Editor's note: As the new college year revs up, Consumer Reports Money Blog devotes several days to the personal finance issues of college students. Here, Nicole Willis, one of our college-age summer interns, muses on what she's learned–and has yet to learn–about financial independence:
My four-and-a-half
year ride through college, financially, consisted of both my dad’s hand gripping
the back of my bicycle seat and my mom holding onto one of my handlebars. While
I moved out of my family’s suburban Orlando house and onto my large university’s
campus, I was only seven miles away and visited home at least weekly for my
dad’s asparagus and pine nut pasta. While I did my own laundry, I did it at home
in a twenty-first century front-loading machine without quarters. And when it
came to my finances, I was very laissez-faire: my parents not only funded
everything (except my car’s gas and the occasional night out, for your
information) but they kept track of everything that needed to be paid for: my
tuition, my sorority bills, car insurance, cell phone bill, etc.

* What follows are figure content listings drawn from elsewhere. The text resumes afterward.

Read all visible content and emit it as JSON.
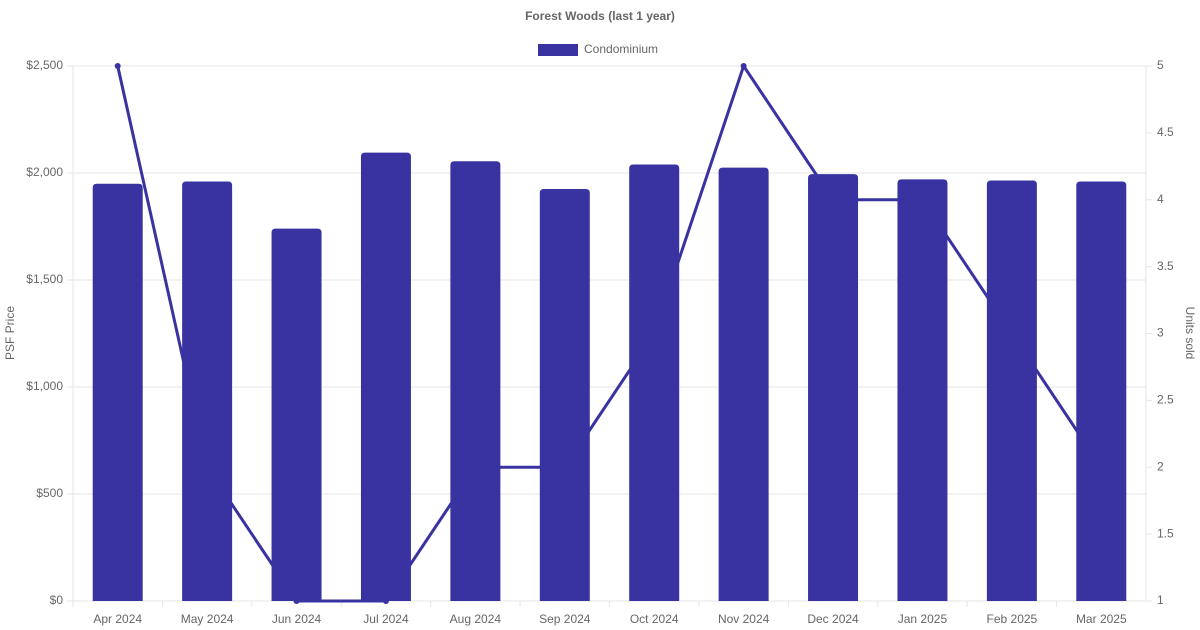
{
  "chart_data": {
    "type": "bar",
    "title": "Forest Woods (last 1 year)",
    "categories": [
      "Apr 2024",
      "May 2024",
      "Jun 2024",
      "Jul 2024",
      "Aug 2024",
      "Sep 2024",
      "Oct 2024",
      "Nov 2024",
      "Dec 2024",
      "Jan 2025",
      "Feb 2025",
      "Mar 2025"
    ],
    "series": [
      {
        "name": "Condominium",
        "type": "bar",
        "color": "#3833a0",
        "values": [
          1950,
          1960,
          1740,
          2095,
          2055,
          1925,
          2040,
          2025,
          1995,
          1970,
          1965,
          1960
        ]
      },
      {
        "type": "line",
        "axis": "y2",
        "color": "#3833a0",
        "values": [
          5,
          2,
          1,
          1,
          2,
          2,
          3,
          5,
          4,
          4,
          3,
          2
        ]
      }
    ],
    "y_label": "PSF Price",
    "y2_label": "Units sold",
    "ylim": [
      0,
      2500
    ],
    "yticks": [
      {
        "value": 0,
        "label": "$0"
      },
      {
        "value": 500,
        "label": "$500"
      },
      {
        "value": 1000,
        "label": "$1,000"
      },
      {
        "value": 1500,
        "label": "$1,500"
      },
      {
        "value": 2000,
        "label": "$2,000"
      },
      {
        "value": 2500,
        "label": "$2,500"
      }
    ],
    "y2lim": [
      1,
      5
    ],
    "y2ticks": [
      1,
      1.5,
      2,
      2.5,
      3,
      3.5,
      4,
      4.5,
      5
    ],
    "grid": true,
    "legend": "top"
  }
}
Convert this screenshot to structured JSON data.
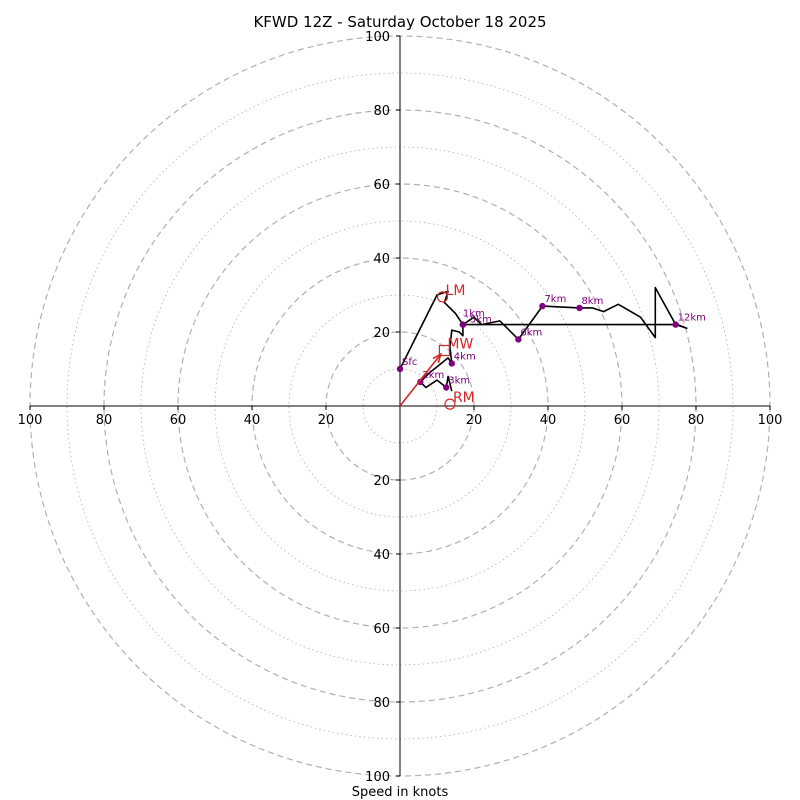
{
  "chart_data": {
    "type": "line",
    "title": "KFWD 12Z - Saturday October 18 2025",
    "xlabel": "Speed in knots",
    "units": "knots",
    "max_speed": 100,
    "ring_major_labels": [
      "20",
      "40",
      "60",
      "80",
      "100"
    ],
    "x_tick_labels": [
      "100",
      "80",
      "60",
      "40",
      "20",
      "20",
      "40",
      "60",
      "80",
      "100"
    ],
    "y_tick_labels": [
      "100",
      "80",
      "60",
      "40",
      "20",
      "20",
      "40",
      "60",
      "80",
      "100"
    ],
    "colors": {
      "trace": "#000000",
      "height_marker": "#800080",
      "storm_motion": "#d62728",
      "grid": "#b0b0b0"
    },
    "hodograph_trace": [
      {
        "u": 0,
        "v": 10
      },
      {
        "u": 10,
        "v": 30
      },
      {
        "u": 13,
        "v": 31
      },
      {
        "u": 12,
        "v": 28
      },
      {
        "u": 15,
        "v": 25
      },
      {
        "u": 17,
        "v": 22
      },
      {
        "u": 20,
        "v": 24
      },
      {
        "u": 22,
        "v": 22
      },
      {
        "u": 27,
        "v": 23
      },
      {
        "u": 32,
        "v": 18
      },
      {
        "u": 38.5,
        "v": 27
      },
      {
        "u": 48.5,
        "v": 26.5
      },
      {
        "u": 52,
        "v": 26.5
      },
      {
        "u": 55,
        "v": 25.5
      },
      {
        "u": 59,
        "v": 27.5
      },
      {
        "u": 65,
        "v": 24
      },
      {
        "u": 69,
        "v": 18.5
      },
      {
        "u": 69,
        "v": 32
      },
      {
        "u": 74.5,
        "v": 22
      },
      {
        "u": 77.5,
        "v": 21
      },
      {
        "u": 75,
        "v": 22
      },
      {
        "u": 74.5,
        "v": 22
      },
      {
        "u": 17,
        "v": 22
      },
      {
        "u": 17,
        "v": 19
      },
      {
        "u": 16,
        "v": 20
      },
      {
        "u": 14,
        "v": 20.5
      },
      {
        "u": 13.5,
        "v": 16
      },
      {
        "u": 14,
        "v": 11.5
      },
      {
        "u": 13,
        "v": 13
      },
      {
        "u": 8,
        "v": 9
      },
      {
        "u": 5.5,
        "v": 6.5
      },
      {
        "u": 7,
        "v": 5
      },
      {
        "u": 10,
        "v": 7
      },
      {
        "u": 12.5,
        "v": 5
      },
      {
        "u": 13,
        "v": 8
      },
      {
        "u": 14,
        "v": 4
      }
    ],
    "height_markers": [
      {
        "label": "Sfc",
        "u": 0,
        "v": 10
      },
      {
        "label": "2km",
        "u": 5.5,
        "v": 6.5
      },
      {
        "label": "3km",
        "u": 12.5,
        "v": 5
      },
      {
        "label": "4km",
        "u": 14,
        "v": 11.5
      },
      {
        "label": "1km",
        "u": 17,
        "v": 22
      },
      {
        "label": "5km",
        "u": 17,
        "v": 22
      },
      {
        "label": "6km",
        "u": 32,
        "v": 18
      },
      {
        "label": "7km",
        "u": 38.5,
        "v": 27
      },
      {
        "label": "8km",
        "u": 48.5,
        "v": 26.5
      },
      {
        "label": "12km",
        "u": 74.5,
        "v": 22
      }
    ],
    "storm_motions": [
      {
        "label": "LM",
        "u": 11.5,
        "v": 29.5,
        "marker": "circle"
      },
      {
        "label": "MW",
        "u": 12,
        "v": 15,
        "marker": "square"
      },
      {
        "label": "RM",
        "u": 13.5,
        "v": 0.5,
        "marker": "circle"
      }
    ],
    "storm_motion_vector": {
      "from_u": 0,
      "from_v": 0,
      "to_u": 11,
      "to_v": 14
    }
  }
}
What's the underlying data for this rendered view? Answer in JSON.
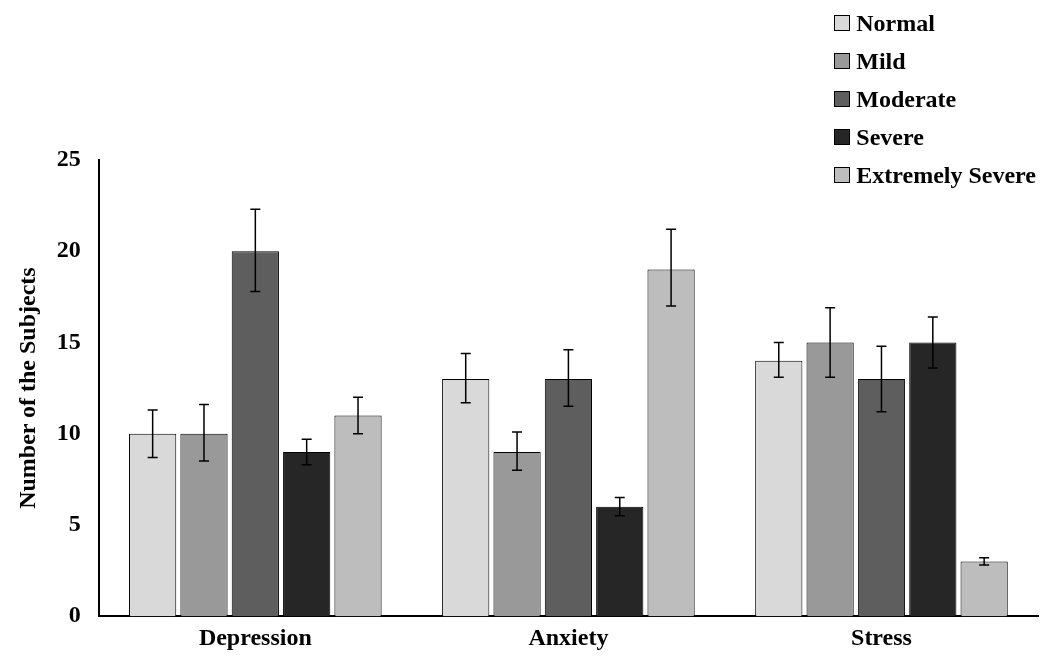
{
  "chart_data": {
    "type": "bar",
    "ylabel": "Number of the Subjects",
    "categories": [
      "Depression",
      "Anxiety",
      "Stress"
    ],
    "series": [
      {
        "name": "Normal",
        "color": "#d9d9d9",
        "values": [
          10,
          13,
          14
        ],
        "errors": [
          [
            8.7,
            11.3
          ],
          [
            11.7,
            14.4
          ],
          [
            13.1,
            15
          ]
        ]
      },
      {
        "name": "Mild",
        "color": "#999999",
        "values": [
          10,
          9,
          15
        ],
        "errors": [
          [
            8.5,
            11.6
          ],
          [
            8,
            10.1
          ],
          [
            13.1,
            16.9
          ]
        ]
      },
      {
        "name": "Moderate",
        "color": "#5e5e5e",
        "values": [
          20,
          13,
          13
        ],
        "errors": [
          [
            17.8,
            22.3
          ],
          [
            11.5,
            14.6
          ],
          [
            11.2,
            14.8
          ]
        ]
      },
      {
        "name": "Severe",
        "color": "#262626",
        "values": [
          9,
          6,
          15
        ],
        "errors": [
          [
            8.3,
            9.7
          ],
          [
            5.5,
            6.5
          ],
          [
            13.6,
            16.4
          ]
        ]
      },
      {
        "name": "Extremely Severe",
        "color": "#bdbdbd",
        "values": [
          11,
          19,
          3
        ],
        "errors": [
          [
            10,
            12
          ],
          [
            17,
            21.2
          ],
          [
            2.8,
            3.2
          ]
        ]
      }
    ],
    "ylim": [
      0,
      25
    ],
    "yticks": [
      0,
      5,
      10,
      15,
      20,
      25
    ],
    "grid": false,
    "legend": "top right"
  }
}
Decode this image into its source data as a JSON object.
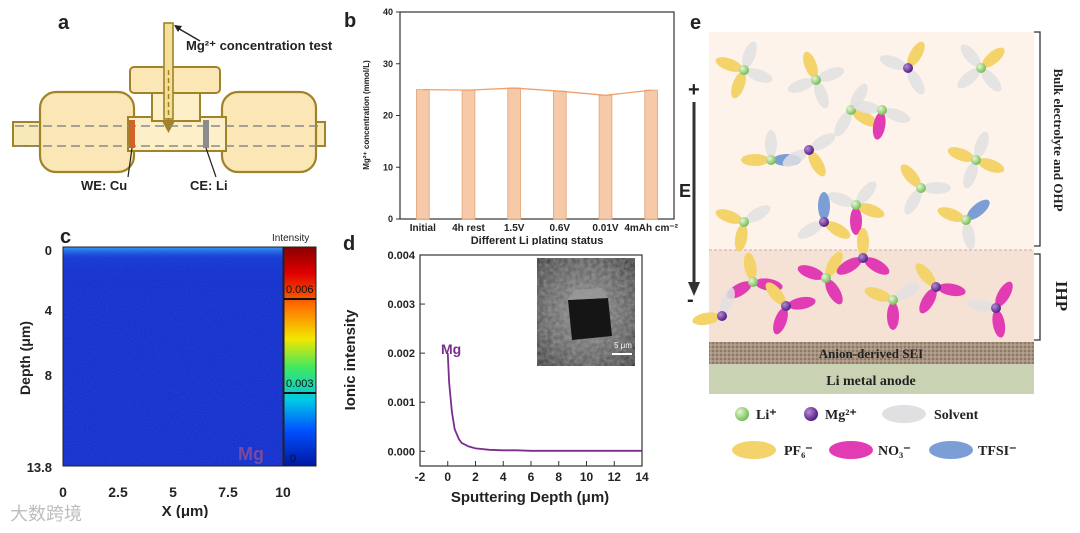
{
  "panels": {
    "a": {
      "label": "a",
      "probe_label": "Mg²⁺ concentration test",
      "we_label": "WE: Cu",
      "ce_label": "CE: Li"
    },
    "b": {
      "label": "b"
    },
    "c": {
      "label": "c",
      "ylabel": "Depth (μm)",
      "xlabel": "X (μm)",
      "yticks": [
        "0",
        "4",
        "8",
        "13.8"
      ],
      "xticks": [
        "0",
        "2.5",
        "5",
        "7.5",
        "10"
      ],
      "colorbar_title": "Intensity",
      "colorbar_ticks": [
        "0.006",
        "0.003",
        "0"
      ],
      "element": "Mg",
      "colors": {
        "map_bg": "#1228c8"
      }
    },
    "d": {
      "label": "d",
      "series_label": "Mg",
      "scale_bar": "5 μm"
    },
    "e": {
      "label": "e",
      "plus": "+",
      "minus": "-",
      "field": "E",
      "bulk_label": "Bulk electrolyte and OHP",
      "ihp_label": "IHP",
      "sei_label": "Anion-derived SEI",
      "anode_label": "Li metal anode",
      "legend": [
        {
          "label": "Li⁺",
          "icon": "green-sphere",
          "color": "#8fcf6a"
        },
        {
          "label": "Mg²⁺",
          "icon": "purple-sphere",
          "color": "#6a2ca0"
        },
        {
          "label": "Solvent",
          "icon": "grey-ellipse",
          "color": "#e0e0e2"
        },
        {
          "label": "PF₆⁻",
          "icon": "yellow-ellipse",
          "color": "#f4d36a"
        },
        {
          "label": "NO₃⁻",
          "icon": "magenta-ellipse",
          "color": "#e23cb4"
        },
        {
          "label": "TFSI⁻",
          "icon": "blue-ellipse",
          "color": "#7c9ed6"
        }
      ]
    }
  },
  "chart_data": [
    {
      "type": "bar",
      "panel": "b",
      "categories": [
        "Initial",
        "4h rest",
        "1.5V",
        "0.6V",
        "0.01V",
        "4mAh cm⁻²"
      ],
      "values": [
        25.0,
        24.9,
        25.3,
        24.7,
        23.9,
        24.9
      ],
      "xlabel": "Different Li plating status",
      "ylabel": "Mg²⁺ concentration (mmol/L)",
      "ylim": [
        0,
        40
      ],
      "yticks": [
        0,
        10,
        20,
        30,
        40
      ],
      "bar_color": "#f6c9a8",
      "line_color": "#f0a06a"
    },
    {
      "type": "line",
      "panel": "d",
      "series": [
        {
          "name": "Mg",
          "x": [
            0,
            0.1,
            0.3,
            0.5,
            0.8,
            1.0,
            1.5,
            2.0,
            3,
            4,
            5,
            6,
            8,
            10,
            12,
            14
          ],
          "y": [
            0.002,
            0.0014,
            0.0008,
            0.00045,
            0.00025,
            0.00017,
            0.0001,
            6e-05,
            3e-05,
            2e-05,
            2e-05,
            1e-05,
            1e-05,
            1e-05,
            1e-05,
            1e-05
          ]
        }
      ],
      "xlabel": "Sputtering Depth (μm)",
      "ylabel": "Ionic intensity",
      "xlim": [
        -2,
        14
      ],
      "ylim": [
        -0.0003,
        0.004
      ],
      "xticks": [
        -2,
        0,
        2,
        4,
        6,
        8,
        10,
        12,
        14
      ],
      "yticks": [
        "0.000",
        "0.001",
        "0.002",
        "0.003",
        "0.004"
      ],
      "line_color": "#7b2d8e"
    }
  ],
  "watermark": "大数跨境"
}
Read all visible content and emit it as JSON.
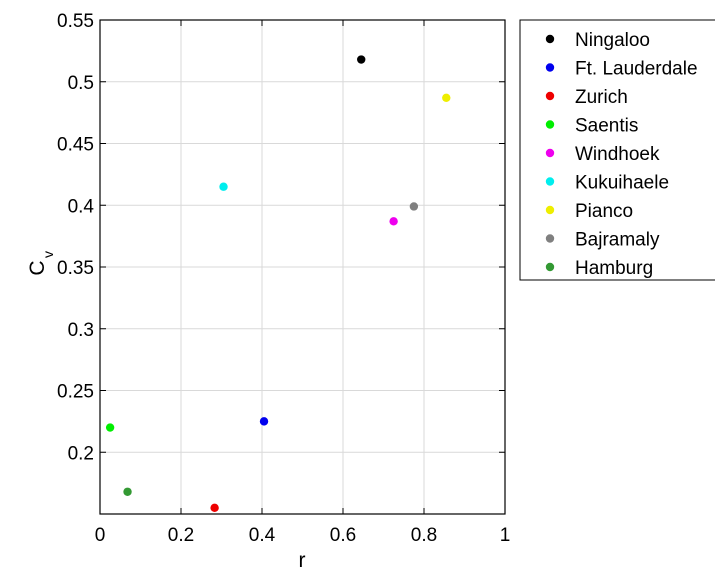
{
  "chart_data": {
    "type": "scatter",
    "xlabel": "r",
    "ylabel": "C",
    "ylabel_subscript": "v",
    "xlim": [
      0,
      1
    ],
    "ylim": [
      0.15,
      0.55
    ],
    "grid": true,
    "legend_position": "outside-right-top",
    "x_ticks": [
      "0",
      "0.2",
      "0.4",
      "0.6",
      "0.8",
      "1"
    ],
    "y_ticks": [
      "0.2",
      "0.25",
      "0.3",
      "0.35",
      "0.4",
      "0.45",
      "0.5",
      "0.55"
    ],
    "series": [
      {
        "name": "Ningaloo",
        "color": "#000000",
        "x": 0.645,
        "y": 0.518
      },
      {
        "name": "Ft. Lauderdale",
        "color": "#0000ee",
        "x": 0.405,
        "y": 0.225
      },
      {
        "name": "Zurich",
        "color": "#ee0000",
        "x": 0.283,
        "y": 0.155
      },
      {
        "name": "Saentis",
        "color": "#00ee00",
        "x": 0.025,
        "y": 0.22
      },
      {
        "name": "Windhoek",
        "color": "#ee00ee",
        "x": 0.725,
        "y": 0.387
      },
      {
        "name": "Kukuihaele",
        "color": "#00eeee",
        "x": 0.305,
        "y": 0.415
      },
      {
        "name": "Pianco",
        "color": "#eeee00",
        "x": 0.855,
        "y": 0.487
      },
      {
        "name": "Bajramaly",
        "color": "#808080",
        "x": 0.775,
        "y": 0.399
      },
      {
        "name": "Hamburg",
        "color": "#339933",
        "x": 0.068,
        "y": 0.168
      }
    ]
  }
}
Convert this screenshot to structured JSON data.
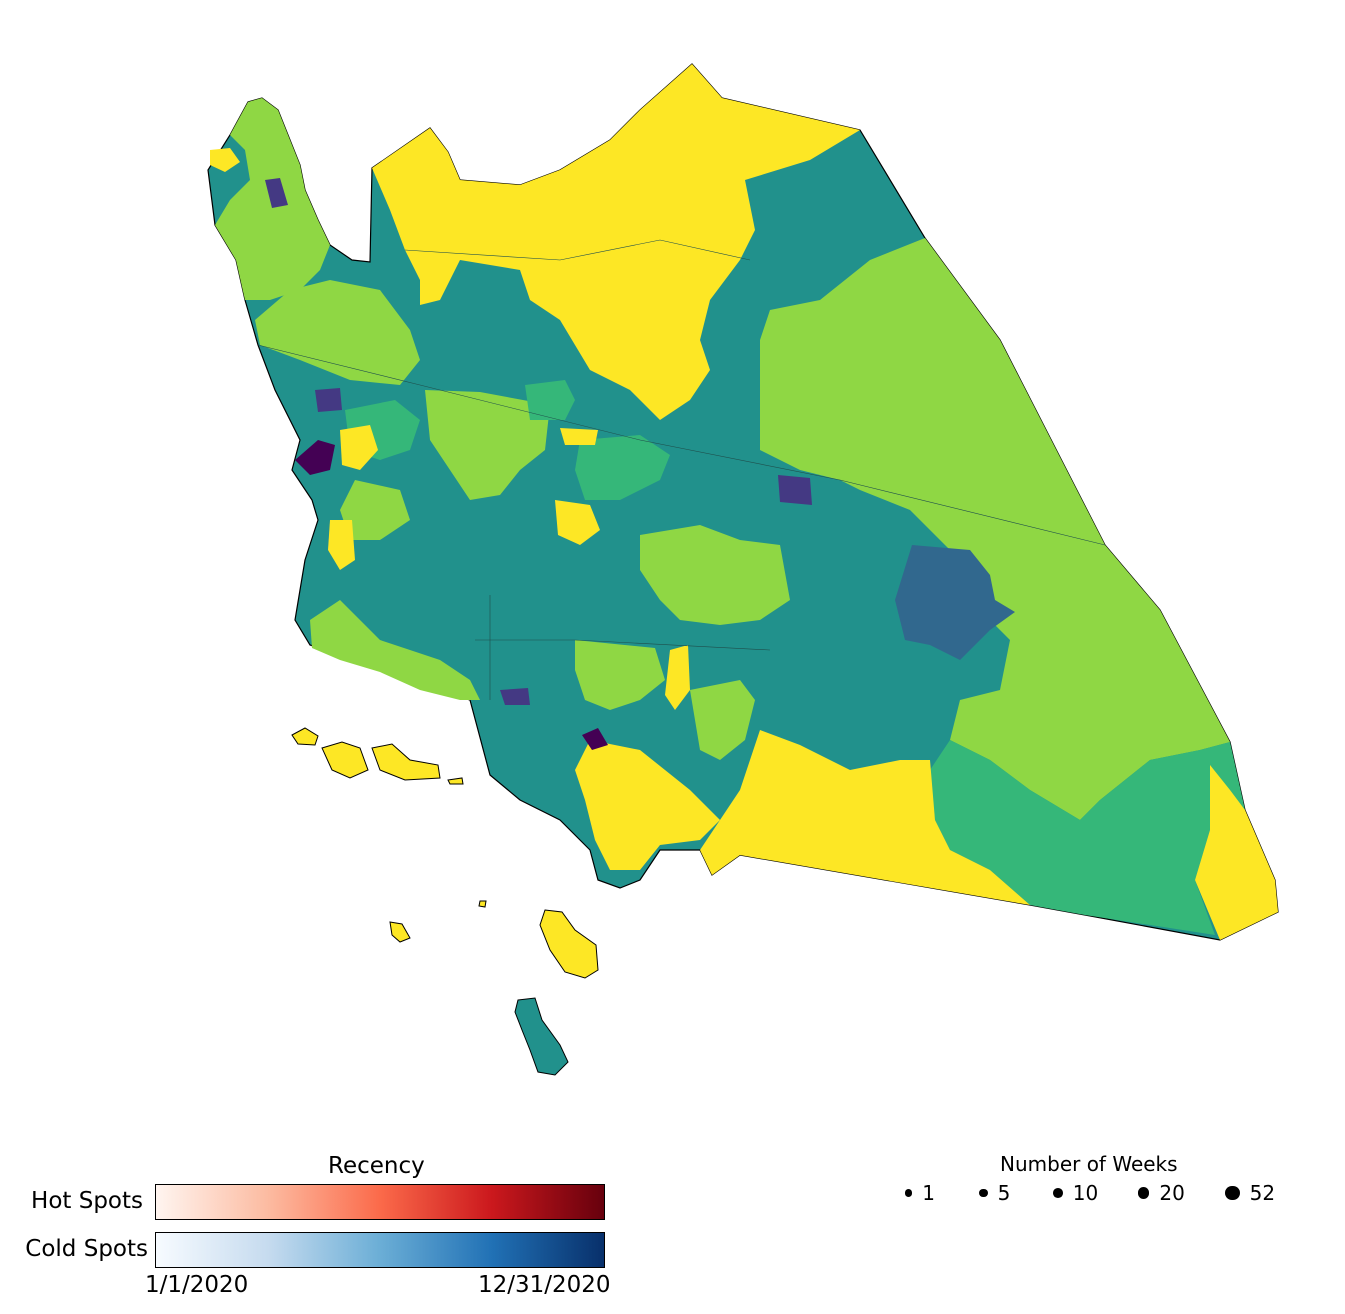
{
  "colors": {
    "yellow": "#fde725",
    "lightgreen": "#8fd744",
    "green": "#35b779",
    "teal": "#21918c",
    "blue": "#31688e",
    "indigo": "#443983",
    "purple": "#440154",
    "outline": "#000000"
  },
  "recency_legend": {
    "title": "Recency",
    "hot_label": "Hot Spots",
    "cold_label": "Cold Spots",
    "start_label": "1/1/2020",
    "end_label": "12/31/2020",
    "hot_gradient": [
      "#fff5f0",
      "#fcbba1",
      "#fb6a4a",
      "#cb181d",
      "#67000d"
    ],
    "cold_gradient": [
      "#f7fbff",
      "#c6dbef",
      "#6baed6",
      "#2171b5",
      "#08306b"
    ]
  },
  "weeks_legend": {
    "title": "Number of Weeks",
    "items": [
      {
        "label": "1",
        "value": 1
      },
      {
        "label": "5",
        "value": 5
      },
      {
        "label": "10",
        "value": 10
      },
      {
        "label": "20",
        "value": 20
      },
      {
        "label": "52",
        "value": 52
      }
    ]
  }
}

My tuition and
textbooks were taken care of, however, by the Florida Prepaid College Program
and by a scholarship I received in high school.
The only time I
interacted with money-related acronyms in high school and college was when I
was recently hired for a new job, which occurred about once a year since I was
16. When eagerly filling out the preliminary paperwork, any and all forms with
a bold W or I on the top instantly turned my eagerness into a bowl of mashed
potatoes. But I luckily recalled my dad telling me upon getting my first job to
put a “1” at the bottom, and I was OK.
Needless to say, I
still have much to learn about being financially independent. I need to be
tutored in all that’s involved in paying for grad school, finding my own health
insurance, saving for my retirement…the mashed potatoes feeling is coming on
again. I currently have a part-time job to return to in Orlando in the fall,
and am actively seeking that first full-time job for when I’ll be an alumna in
January. I just have to remember “1” for when that next first day comes.
Nicole Willis is a fifth-year, "super senior" at the University of Central Florida, majoring in journalism and psychology.